J’invoque de Dieu l’unité et la paix pour la famille humaine et je déclare la disponibilité de tous les catholiques à coopérer pour un développement social authentique, respectueux de la dignité de chaque être humain.
Je n’épargnerai pas mes efforts ni mon dévouement pour poursuivre le dialogue prometteur entamé par mes vénérés Prédécesseurs avec les différentes civilisations, afin que de la compréhension réciproque naissent les conditions d’un avenir meilleur pour tous.
Je pense en particulier aux jeunes. A eux, les interlocuteurs privilégiés du Pape Jean-Paul II, va mon étreinte affectueuse dans l’attente, si Dieu le veut, de les rencontrer à Cologne à l’occasion de la prochaine Journée mondiale de la Jeunesse.

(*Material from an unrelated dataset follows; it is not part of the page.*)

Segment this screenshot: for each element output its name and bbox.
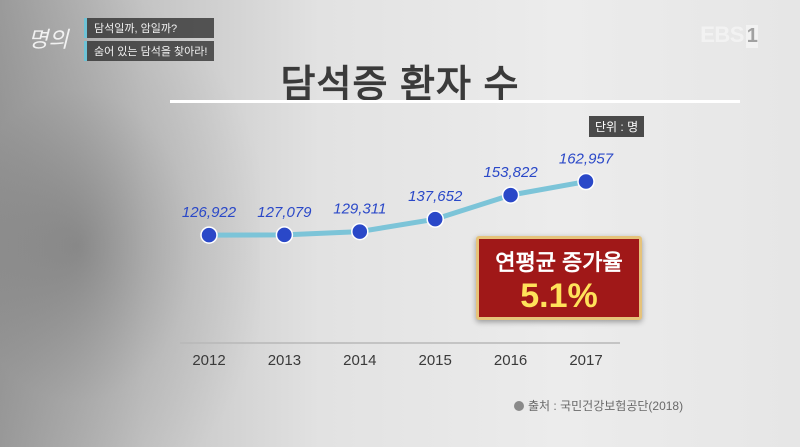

Je continuerai à dialoguer avec vous, chers jeunes, avenir et espérance de l’Eglise et de l’humanité, en écoutant vos attentes dans l’intention de vous aider à rencontrer toujours plus en profondeur le Christ vivant, celui qui est éternellement jeune.
7. Mane nobiscum, Domine ! Reste avec nous Seigneur ! Cette invocation, qui constitue le thème dominant de la Lettre apostolique de Jean-Paul II pour l’Année de l’Eucharistie, est la prière qui jaillit spontanément de mon cœur, alors que je m’apprête à entamer le ministère auquel le Christ m’a appelé. Comme Pierre, je Lui renouvelle moi aussi ma promesse inconditionnée de fidélité. Je n’entends servir que Lui seul en me consacrant totalement au service de son Eglise.
Pour soutenir cette promesse, j’invoque l’intercession maternelle de la Très Sainte Vierge Marie, entre les mains de laquelle je dépose le présent et l’avenir de ma personne et de l’Eglise. Que les saints Apôtres Pierre et Paul, et tous les saints, interviennent également à travers leur intercession.
Avec ces sentiments, je vous donne, vénérés Frères Cardinaux, ainsi qu’à ceux qui participent à ce rite et à ceux qui m’écoutent à travers la télévision et la radio, une affectueuse Bénédiction.